If you have been following (paying attention to) American sports at all in the past two months, you have probably heard of a 23-year-old basketball player for the New York Nicks named Jeremy Lin. Lin has become what we might call a household name (someone that everyone knows about) practically (almost) overnight (in a single day; very quickly). Who is Jeremy Lin, and why has he become so famous?
Lin was born in Los Angeles to Taiwanese immigrant parents, but was raised (grew up) in Palo Alto, California, near San Francisco. He was a star basketball player in high school, and led (was the leader of) his team to the California state championship. But while he was an excellent student and a very good player, he was not considered by most college basketball scouts (people who look for and evaluate athletes) to be a great player. He was recruited by (asked to come to) Harvard, which is not exactly (not at all) known for great athletes. Even at Harvard, he was not very successful as a basketball player. But he got good grades, and became the leader of a Christian group on campus (at the college). He kept (continued) working, kept learning, kept improving.
After graduating from college in 2010, he was (again) not very successful in his attempt to be a basketball player. He failed several times over the next two years with different NBA (National Basketball Association) teams, each time being told he just wasn’t good enough. It looked like he would not be able to make it (be successful) in basketball, despite all of his hard work. Finally, he was given a chance to play in the starting lineup (the players who begin the game, usually the team’s best players) for the New York Knicks team in early last month.
Then it happened: Lin became a star.
Lin scored more than 20 points and had more than seven assists (when a player helps another player score a point) in this first five games, the first player in the history of the NBA to do that. He scored more than 130 points in his first five games, more than any player in the past 35 years. Suddenly, he was being talked about by every basketball fan in the country. Sports Illustrated, America’s most popular sports magazine, put him on their cover (front page) two weeks in a row (consecutively; one after the other). Every newspaper, news magazine, and television station has had stories about his amazing success. And Lin continues to win.
Part of the reason for Lin’s popularity is his underdog story. An underdog is someone who is not expected to win, who doesn’t appear likely to win. There have been very few Asian American professional athletes in the U.S. Plus (in addition), Lin had failed so often in the past, no one thought he would succeed. But through hard work and, he says, his prayers, he did succeed.
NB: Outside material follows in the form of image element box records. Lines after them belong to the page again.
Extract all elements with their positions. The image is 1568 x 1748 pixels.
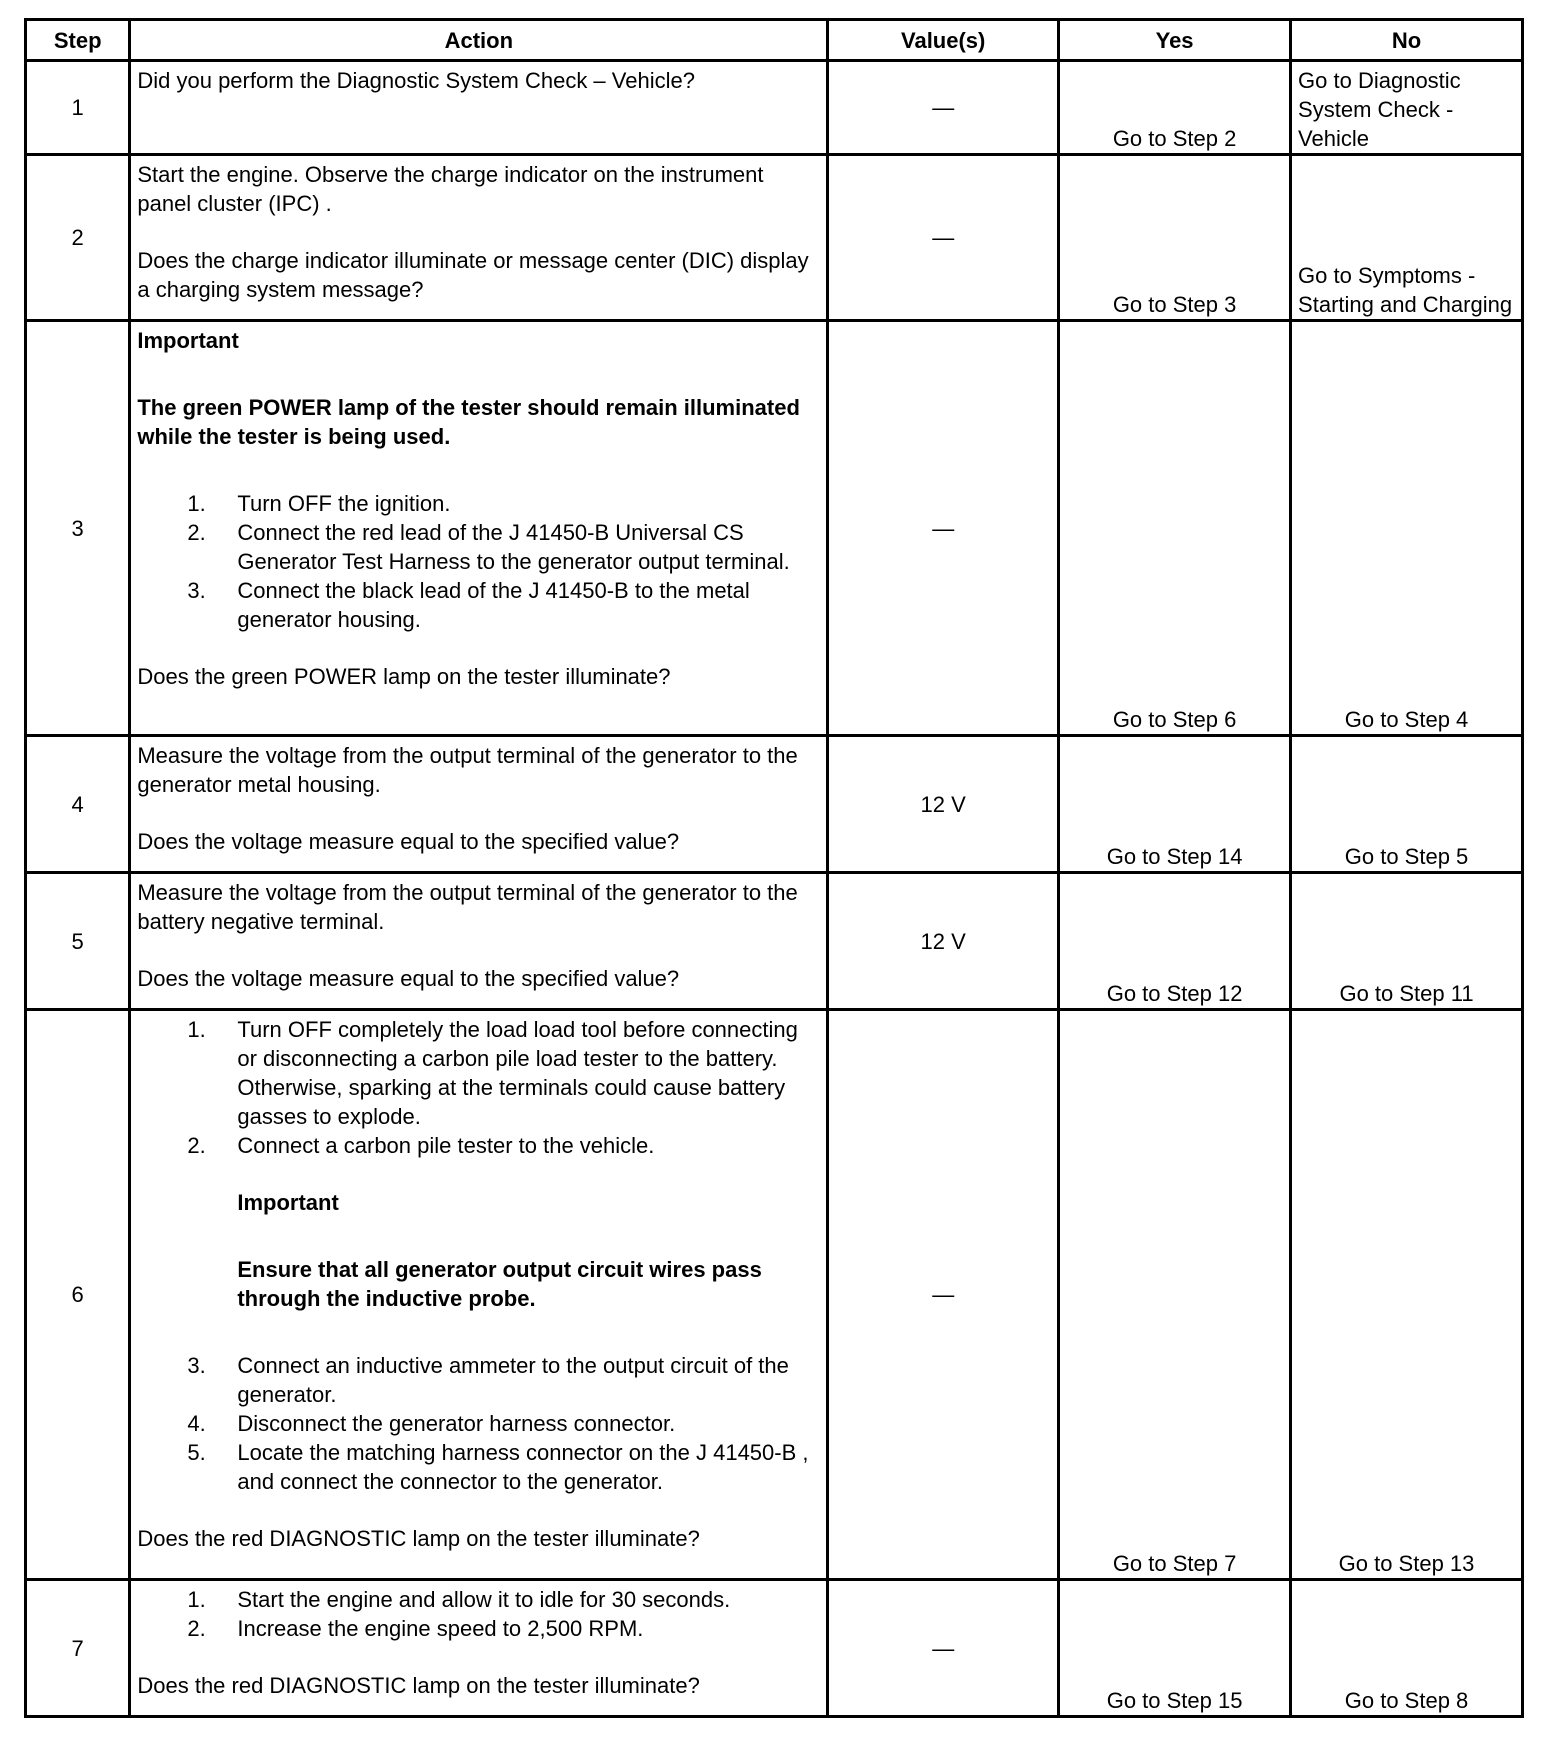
- list-item: 5. Locate the matching harness connector on the J 41450-B , and connect the connector to the generator.: [187, 1440, 809, 1494]
- procedure-list: [137, 1015, 820, 1160]
- header-yes: Yes: [1059, 20, 1291, 61]
- action-question: Does the voltage measure equal to the specified value?: [137, 829, 680, 854]
- header-action: Action: [130, 20, 828, 61]
- yes-cell: Go to Step 15: [1059, 1580, 1291, 1717]
- action-text: Did you perform the Diagnostic System Check – Vehicle?: [137, 68, 695, 93]
- yes-cell: Go to Step 12: [1059, 873, 1291, 1010]
- action-text: Measure the voltage from the output terminal of the generator to the generator metal housing.: [137, 743, 798, 797]
- action-cell: [130, 1580, 828, 1717]
- no-cell: Go to Step 13: [1291, 1010, 1523, 1580]
- important-label: Important: [137, 328, 239, 353]
- no-cell: Go to Step 5: [1291, 736, 1523, 873]
- diagnostic-table: [24, 18, 1524, 1718]
- no-cell: Go to Symptoms - Starting and Charging: [1291, 155, 1523, 321]
- yes-cell: Go to Step 6: [1059, 321, 1291, 736]
- important-note: Ensure that all generator output circuit wires pass through the inductive probe.: [237, 1257, 762, 1311]
- action-text: Start the engine. Observe the charge indicator on the instrument panel cluster (IPC) .: [137, 162, 764, 216]
- action-cell: [130, 321, 828, 736]
- value-cell: —: [828, 321, 1059, 736]
- table-row: [26, 736, 1523, 873]
- procedure-list: [137, 1585, 820, 1643]
- header-no: No: [1291, 20, 1523, 61]
- list-item: 2. Increase the engine speed to 2,500 RPM.: [187, 1616, 644, 1641]
- no-cell: Go to Diagnostic System Check - Vehicle: [1291, 61, 1523, 155]
- yes-cell: Go to Step 14: [1059, 736, 1291, 873]
- step-number: 4: [26, 736, 130, 873]
- header-row: [26, 20, 1523, 61]
- step-number: 6: [26, 1010, 130, 1580]
- list-item: 4. Disconnect the generator harness connector.: [187, 1411, 676, 1436]
- important-note: The green POWER lamp of the tester should remain illuminated while the tester is being used.: [137, 395, 800, 449]
- no-cell: Go to Step 8: [1291, 1580, 1523, 1717]
- list-item: 1. Turn OFF completely the load load tool before connecting or disconnecting a carbon pile load tester to the battery. Otherwise, sparking at the terminals could cause battery gasses to explode.: [187, 1017, 798, 1129]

In some ways, Lin has shattered (broken) the false stereotype (popular or typical beliefs about a group of people) that one’s race or ethnicity is important in athletic success. And he has shown that hard work and persistence (not quitting) can pay off (bring you success).
His name also contributed somewhat to his success, in an odd (strange) way. Because there are so many words in English that begin with an “in” sound, and Jeremy’s last name is “Lin,” American reporters have put his name in front of these words to form puns, which are words that have two different meanings, or that sound like other words, and are used to make a joke. For example, his success has been called “Lin-sanity” (from insanity, meaning craziness). He is a “Lin-credible” (incredible = amazing) player. His success was not “Lin-stant” (instant = immediate; right away). And so on.
What does the future hold for (what will happen to) Jeremy Lin? It’s impossible to say. In interviews, he says he would like to devote his life (spend his time) after his basketball career to being a pastor (a Christian religious leader) and helping those in need (who need help). But for now, he will shoot hoops (play basketball), win games, and continue to be “Lin-sanely” (insanely = amazingly) popular.